The title says it all. My company is reusing a legacy firmware project for a microcontroller device, written completely in plain C.

There are parts which are obviously wrong and need changing, and coming from a C#/TDD background I don't like the idea of randomly refactoring stuff with no tests to assure us that functionality remains unchanged. Also, I've seen that hard to find bugs were introduced in many occasions through slightest changes (which is something which I believe would be fixed if regression testing was used). A lot of care needs to be taken to avoid these mistakes: it's hard to track a bunch of globals around the code.

To summarize:

  • How do you add unit tests to existing tightly coupled code before refactoring?
  • What tools do you recommend? (less important, but still nice to know)

I am not directly involved in writing this code (my responsibility is an app which will interact with the device in various ways), but it would be bad if good programming principles were left behind if there was a chance they could be used.

2 Answers 2


Grab a copy of Working Effectively With Legacy Code by Michael Feathers. It is meant to deal with such situations. Even though it is focused more on OO languages such as C++ and Java, I believe it may still help you a lot.

Looks like part of it (or an early draft article) is even available for free here.

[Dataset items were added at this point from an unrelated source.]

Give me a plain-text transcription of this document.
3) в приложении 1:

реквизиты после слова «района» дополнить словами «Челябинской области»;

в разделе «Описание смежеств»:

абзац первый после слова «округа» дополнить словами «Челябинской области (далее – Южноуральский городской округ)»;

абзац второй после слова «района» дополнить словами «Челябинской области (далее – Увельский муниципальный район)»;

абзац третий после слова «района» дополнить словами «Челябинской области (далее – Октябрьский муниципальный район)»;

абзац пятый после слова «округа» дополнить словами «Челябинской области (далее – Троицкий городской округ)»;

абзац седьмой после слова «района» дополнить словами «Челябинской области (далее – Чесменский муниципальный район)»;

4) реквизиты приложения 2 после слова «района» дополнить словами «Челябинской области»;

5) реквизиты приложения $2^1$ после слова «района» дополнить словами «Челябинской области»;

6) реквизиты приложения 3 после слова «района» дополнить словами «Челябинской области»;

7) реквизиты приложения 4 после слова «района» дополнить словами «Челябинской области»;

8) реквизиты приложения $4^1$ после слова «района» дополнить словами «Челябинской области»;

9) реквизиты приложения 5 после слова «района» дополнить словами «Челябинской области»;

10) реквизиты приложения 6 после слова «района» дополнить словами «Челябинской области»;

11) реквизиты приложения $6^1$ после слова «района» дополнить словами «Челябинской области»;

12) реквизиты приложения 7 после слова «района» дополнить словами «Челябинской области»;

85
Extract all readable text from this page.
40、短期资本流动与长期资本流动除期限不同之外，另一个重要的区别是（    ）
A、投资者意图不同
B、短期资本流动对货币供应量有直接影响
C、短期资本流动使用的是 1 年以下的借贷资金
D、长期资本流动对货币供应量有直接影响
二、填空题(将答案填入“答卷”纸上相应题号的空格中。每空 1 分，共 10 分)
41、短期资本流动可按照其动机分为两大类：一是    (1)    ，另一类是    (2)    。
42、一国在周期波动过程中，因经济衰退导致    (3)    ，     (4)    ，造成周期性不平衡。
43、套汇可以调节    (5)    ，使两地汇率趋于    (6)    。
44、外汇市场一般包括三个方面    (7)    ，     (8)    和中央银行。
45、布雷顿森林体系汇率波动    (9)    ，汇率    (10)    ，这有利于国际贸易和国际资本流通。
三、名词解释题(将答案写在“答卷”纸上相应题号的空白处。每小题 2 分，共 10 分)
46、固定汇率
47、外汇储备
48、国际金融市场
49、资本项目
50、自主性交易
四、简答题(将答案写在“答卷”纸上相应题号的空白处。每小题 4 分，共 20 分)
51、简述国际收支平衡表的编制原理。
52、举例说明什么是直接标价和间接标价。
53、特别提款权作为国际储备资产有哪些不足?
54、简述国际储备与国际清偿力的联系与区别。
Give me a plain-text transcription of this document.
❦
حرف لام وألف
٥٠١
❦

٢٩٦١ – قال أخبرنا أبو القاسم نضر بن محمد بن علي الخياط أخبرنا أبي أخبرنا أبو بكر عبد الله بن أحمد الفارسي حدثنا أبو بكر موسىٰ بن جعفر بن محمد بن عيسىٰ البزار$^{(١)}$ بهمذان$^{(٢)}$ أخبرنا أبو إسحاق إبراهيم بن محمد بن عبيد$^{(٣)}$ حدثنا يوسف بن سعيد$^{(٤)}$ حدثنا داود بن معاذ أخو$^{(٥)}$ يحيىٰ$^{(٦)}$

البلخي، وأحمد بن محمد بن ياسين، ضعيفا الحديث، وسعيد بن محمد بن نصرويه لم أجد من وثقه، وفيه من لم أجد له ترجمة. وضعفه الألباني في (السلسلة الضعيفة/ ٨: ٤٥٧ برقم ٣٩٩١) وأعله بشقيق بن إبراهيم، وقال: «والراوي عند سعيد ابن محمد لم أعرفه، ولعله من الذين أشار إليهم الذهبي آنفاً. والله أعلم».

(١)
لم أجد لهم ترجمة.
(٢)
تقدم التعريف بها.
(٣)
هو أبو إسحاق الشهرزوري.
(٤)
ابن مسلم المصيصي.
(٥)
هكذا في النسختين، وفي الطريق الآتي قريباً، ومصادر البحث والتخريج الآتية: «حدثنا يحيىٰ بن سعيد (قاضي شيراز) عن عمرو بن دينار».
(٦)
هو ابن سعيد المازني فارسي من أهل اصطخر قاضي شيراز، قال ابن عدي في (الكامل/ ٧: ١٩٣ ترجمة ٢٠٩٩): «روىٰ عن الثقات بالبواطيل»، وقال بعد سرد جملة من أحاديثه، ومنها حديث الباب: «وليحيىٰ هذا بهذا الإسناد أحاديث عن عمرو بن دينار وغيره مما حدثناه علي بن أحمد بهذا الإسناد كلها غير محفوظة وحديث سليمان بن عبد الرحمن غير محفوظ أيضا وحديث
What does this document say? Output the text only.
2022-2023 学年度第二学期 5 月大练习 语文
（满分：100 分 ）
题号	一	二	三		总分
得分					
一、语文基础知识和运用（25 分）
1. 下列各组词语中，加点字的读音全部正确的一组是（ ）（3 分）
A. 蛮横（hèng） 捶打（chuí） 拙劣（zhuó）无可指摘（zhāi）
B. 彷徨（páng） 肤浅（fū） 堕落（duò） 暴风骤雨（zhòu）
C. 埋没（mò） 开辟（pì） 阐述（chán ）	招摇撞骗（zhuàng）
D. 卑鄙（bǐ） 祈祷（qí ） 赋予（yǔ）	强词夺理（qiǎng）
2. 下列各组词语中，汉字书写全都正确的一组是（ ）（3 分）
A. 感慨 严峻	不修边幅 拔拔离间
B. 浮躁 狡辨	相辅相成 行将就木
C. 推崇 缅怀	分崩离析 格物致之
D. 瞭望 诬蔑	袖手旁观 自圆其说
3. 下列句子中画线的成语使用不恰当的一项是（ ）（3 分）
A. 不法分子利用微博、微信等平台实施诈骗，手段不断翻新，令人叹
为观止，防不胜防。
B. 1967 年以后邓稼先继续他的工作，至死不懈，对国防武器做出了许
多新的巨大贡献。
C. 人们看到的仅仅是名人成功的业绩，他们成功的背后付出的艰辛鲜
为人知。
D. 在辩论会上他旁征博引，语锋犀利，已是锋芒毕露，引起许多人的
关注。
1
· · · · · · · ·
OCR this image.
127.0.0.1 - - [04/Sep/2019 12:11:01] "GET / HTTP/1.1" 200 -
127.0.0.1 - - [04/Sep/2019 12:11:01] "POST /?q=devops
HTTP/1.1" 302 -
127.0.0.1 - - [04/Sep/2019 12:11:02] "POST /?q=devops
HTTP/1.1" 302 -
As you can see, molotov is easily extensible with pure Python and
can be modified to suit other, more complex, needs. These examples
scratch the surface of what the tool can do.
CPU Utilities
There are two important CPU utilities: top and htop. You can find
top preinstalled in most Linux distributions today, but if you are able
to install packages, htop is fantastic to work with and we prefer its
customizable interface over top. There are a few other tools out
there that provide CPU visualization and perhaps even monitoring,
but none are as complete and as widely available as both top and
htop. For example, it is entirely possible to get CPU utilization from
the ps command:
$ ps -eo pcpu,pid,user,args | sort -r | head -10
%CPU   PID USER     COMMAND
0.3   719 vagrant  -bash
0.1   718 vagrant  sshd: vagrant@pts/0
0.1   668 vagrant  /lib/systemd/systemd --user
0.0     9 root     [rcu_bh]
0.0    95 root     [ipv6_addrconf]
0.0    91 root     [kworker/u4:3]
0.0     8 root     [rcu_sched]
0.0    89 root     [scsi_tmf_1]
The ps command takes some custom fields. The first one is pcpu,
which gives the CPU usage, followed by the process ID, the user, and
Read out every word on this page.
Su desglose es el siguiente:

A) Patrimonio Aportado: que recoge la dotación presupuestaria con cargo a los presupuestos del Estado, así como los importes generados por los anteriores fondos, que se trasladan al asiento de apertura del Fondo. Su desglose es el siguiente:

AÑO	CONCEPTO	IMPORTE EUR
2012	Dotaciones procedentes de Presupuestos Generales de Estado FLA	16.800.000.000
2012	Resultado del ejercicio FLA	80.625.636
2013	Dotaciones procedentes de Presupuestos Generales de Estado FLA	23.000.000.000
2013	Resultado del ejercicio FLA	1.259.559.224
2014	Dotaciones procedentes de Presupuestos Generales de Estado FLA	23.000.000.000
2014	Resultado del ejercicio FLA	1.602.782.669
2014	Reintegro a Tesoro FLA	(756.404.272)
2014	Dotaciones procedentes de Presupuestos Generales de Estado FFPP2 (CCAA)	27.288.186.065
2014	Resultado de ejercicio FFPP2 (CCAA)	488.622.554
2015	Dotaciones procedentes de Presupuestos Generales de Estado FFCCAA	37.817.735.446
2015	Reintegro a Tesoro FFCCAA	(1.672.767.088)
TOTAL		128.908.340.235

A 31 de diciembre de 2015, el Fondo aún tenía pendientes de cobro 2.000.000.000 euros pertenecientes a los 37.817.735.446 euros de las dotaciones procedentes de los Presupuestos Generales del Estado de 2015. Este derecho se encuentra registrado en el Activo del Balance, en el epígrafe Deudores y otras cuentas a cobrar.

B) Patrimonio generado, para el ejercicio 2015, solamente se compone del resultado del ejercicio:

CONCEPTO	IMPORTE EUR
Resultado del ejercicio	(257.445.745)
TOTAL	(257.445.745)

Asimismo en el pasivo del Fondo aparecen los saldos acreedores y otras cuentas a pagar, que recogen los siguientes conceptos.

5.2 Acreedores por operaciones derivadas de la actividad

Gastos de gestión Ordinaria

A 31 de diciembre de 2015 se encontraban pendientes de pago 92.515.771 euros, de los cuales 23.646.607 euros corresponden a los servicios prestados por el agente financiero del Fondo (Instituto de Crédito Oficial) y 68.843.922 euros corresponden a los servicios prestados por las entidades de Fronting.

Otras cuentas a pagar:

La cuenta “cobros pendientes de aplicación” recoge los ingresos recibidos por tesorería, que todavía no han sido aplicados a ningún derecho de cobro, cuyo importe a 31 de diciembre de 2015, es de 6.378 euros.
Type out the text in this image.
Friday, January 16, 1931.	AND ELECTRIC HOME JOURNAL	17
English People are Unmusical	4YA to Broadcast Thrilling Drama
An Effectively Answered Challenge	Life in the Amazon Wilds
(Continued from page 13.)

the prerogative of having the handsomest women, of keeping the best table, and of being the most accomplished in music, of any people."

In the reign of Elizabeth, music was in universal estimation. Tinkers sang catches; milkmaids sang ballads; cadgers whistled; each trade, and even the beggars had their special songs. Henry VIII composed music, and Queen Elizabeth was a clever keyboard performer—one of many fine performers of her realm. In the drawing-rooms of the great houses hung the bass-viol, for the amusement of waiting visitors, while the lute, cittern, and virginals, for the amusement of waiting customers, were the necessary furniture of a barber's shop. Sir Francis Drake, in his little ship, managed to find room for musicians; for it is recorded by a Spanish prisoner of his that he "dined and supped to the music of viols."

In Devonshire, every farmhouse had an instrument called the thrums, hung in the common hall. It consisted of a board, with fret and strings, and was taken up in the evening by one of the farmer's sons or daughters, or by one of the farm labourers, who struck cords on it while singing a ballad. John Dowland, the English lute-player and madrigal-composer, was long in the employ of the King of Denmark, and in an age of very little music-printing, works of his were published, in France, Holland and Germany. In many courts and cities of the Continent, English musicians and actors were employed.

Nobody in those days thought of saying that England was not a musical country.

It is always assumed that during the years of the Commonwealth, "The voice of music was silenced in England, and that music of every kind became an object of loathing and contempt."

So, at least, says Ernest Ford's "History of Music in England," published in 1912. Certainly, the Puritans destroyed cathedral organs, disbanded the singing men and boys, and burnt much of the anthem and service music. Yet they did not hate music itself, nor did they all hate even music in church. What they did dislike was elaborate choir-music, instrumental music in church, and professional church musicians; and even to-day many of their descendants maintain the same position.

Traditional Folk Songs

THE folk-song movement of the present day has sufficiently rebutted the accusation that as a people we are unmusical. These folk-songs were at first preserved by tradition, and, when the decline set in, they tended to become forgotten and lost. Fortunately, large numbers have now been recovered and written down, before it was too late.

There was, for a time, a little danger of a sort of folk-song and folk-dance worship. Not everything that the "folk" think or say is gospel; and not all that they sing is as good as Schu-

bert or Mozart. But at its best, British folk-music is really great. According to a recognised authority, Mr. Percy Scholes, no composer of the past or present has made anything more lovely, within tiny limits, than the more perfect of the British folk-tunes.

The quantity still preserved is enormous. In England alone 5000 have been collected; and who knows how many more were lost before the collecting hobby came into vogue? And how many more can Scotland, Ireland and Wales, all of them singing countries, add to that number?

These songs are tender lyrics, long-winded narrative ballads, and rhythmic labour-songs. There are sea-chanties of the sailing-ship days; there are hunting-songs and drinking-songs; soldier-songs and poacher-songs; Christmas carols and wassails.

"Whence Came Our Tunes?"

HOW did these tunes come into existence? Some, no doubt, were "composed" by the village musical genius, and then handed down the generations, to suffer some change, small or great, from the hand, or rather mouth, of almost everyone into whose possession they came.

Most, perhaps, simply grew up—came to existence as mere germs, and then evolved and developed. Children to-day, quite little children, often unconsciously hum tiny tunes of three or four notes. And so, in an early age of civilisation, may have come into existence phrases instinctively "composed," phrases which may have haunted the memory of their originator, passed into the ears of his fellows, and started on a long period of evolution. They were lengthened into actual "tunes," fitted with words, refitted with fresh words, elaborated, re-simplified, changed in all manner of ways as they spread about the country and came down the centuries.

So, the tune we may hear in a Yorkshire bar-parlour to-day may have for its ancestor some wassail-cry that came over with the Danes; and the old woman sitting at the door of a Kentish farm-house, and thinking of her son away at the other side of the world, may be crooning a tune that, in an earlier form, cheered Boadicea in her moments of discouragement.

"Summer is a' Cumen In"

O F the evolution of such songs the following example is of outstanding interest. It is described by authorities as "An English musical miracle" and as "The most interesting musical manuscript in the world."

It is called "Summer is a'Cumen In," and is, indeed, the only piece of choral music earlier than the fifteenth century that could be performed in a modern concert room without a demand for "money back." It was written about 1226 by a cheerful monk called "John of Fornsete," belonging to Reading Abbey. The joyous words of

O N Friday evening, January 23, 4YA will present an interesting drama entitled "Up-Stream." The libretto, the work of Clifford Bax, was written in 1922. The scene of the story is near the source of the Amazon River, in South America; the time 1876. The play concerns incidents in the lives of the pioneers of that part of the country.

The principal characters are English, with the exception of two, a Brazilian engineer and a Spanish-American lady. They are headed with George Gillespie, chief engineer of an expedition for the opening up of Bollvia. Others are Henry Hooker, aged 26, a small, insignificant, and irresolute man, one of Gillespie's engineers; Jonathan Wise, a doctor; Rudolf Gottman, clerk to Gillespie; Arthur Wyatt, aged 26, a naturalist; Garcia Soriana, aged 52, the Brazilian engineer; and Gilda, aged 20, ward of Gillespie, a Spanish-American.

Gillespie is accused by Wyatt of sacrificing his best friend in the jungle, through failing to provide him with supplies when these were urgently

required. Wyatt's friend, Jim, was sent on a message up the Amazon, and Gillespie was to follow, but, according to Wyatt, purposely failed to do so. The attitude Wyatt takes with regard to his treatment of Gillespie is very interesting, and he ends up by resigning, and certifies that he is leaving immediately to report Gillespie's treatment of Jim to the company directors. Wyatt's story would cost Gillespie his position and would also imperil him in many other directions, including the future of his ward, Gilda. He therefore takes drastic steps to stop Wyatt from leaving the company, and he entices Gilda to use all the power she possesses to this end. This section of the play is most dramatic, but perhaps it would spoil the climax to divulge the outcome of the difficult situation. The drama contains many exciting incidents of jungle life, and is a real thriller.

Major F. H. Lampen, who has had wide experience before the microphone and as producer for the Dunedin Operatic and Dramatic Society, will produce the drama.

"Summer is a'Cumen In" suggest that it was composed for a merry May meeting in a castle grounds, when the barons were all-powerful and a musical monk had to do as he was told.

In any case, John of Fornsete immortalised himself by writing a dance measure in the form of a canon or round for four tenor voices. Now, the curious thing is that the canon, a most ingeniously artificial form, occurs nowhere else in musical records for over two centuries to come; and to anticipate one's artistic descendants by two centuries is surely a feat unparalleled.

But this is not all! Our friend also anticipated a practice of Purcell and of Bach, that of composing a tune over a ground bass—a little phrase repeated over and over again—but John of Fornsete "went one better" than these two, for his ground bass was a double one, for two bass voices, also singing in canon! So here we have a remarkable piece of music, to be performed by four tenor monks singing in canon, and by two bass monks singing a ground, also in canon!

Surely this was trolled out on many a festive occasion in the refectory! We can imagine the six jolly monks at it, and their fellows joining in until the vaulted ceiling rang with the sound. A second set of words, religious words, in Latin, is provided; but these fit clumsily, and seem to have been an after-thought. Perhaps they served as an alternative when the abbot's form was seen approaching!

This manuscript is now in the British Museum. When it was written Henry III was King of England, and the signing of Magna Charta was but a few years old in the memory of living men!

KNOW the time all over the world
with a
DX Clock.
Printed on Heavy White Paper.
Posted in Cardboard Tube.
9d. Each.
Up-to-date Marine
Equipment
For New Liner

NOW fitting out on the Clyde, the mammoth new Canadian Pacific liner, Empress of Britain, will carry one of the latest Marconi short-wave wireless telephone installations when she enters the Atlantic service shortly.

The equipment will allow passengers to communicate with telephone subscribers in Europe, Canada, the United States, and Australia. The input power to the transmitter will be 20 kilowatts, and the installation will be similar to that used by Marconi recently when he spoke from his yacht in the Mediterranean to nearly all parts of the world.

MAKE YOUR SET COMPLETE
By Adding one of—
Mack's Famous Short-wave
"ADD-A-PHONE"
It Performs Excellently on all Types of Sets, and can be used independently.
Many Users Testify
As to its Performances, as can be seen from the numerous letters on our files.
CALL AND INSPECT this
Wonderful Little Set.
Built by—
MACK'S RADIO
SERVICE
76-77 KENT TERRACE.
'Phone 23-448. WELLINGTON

  • +1, thanks. But, I believe I am fairly good at refactoring OO code with more OO code. What I don't know is how to test procedural code, and refactor procedural code with less coupled procedural code.
    – vgru
    Aug 25, 2011 at 8:19
  • @Groo, the book is not about refactoring per se. It is about how to transform a bunch of spaghetti code without any unit tests into a bunch of (somewhat less spaghetti) code well covered with unit tests. Such code is hard to test, so you need to refactor first in order to make it testable; however, as you too mentioned, refactoring without unit tests is risky, so it is a catch 22 situation. The book guides you how to make the smallest, safest changes to the code which enable you to cover it with unit tests, thus subsequently start refactoring it in earnest. Aug 25, 2011 at 8:27
  • That book is a good suggestion and it covers C along with OO languages.
    – ThomasW
    Jan 11, 2012 at 0:02

For techniques, probably the Michael Feathers book in Péter Török's answer will be pretty comprehensive. If you don't want to go to the book, I suggest a three-step process:

  1. examine the non-testable code, and duplicate small parts of that code's functionality into testable functions. It's important that the new functions have behavior that's obviously equivalent to the function you're trying to duplicate - I'm not actually advocating writing unit-tests around the legacy code, so you need to be very careful, and limit your scope, in order to maintain confidence in the refactoring.
  2. write unit tests around those new functions.
  3. modify the original code to call the new functions.

Repeat this process a few times, and you should find the quality of the legacy code base has increased significantly.

As far as tools go, note that C++ can call into C, so any C++ unit-testing framework can be used to test C code. For example, we're using CPPUnit to unit-test a bunch of C code in our project.

  • +1 thanks for the tips and the CPPUnit link.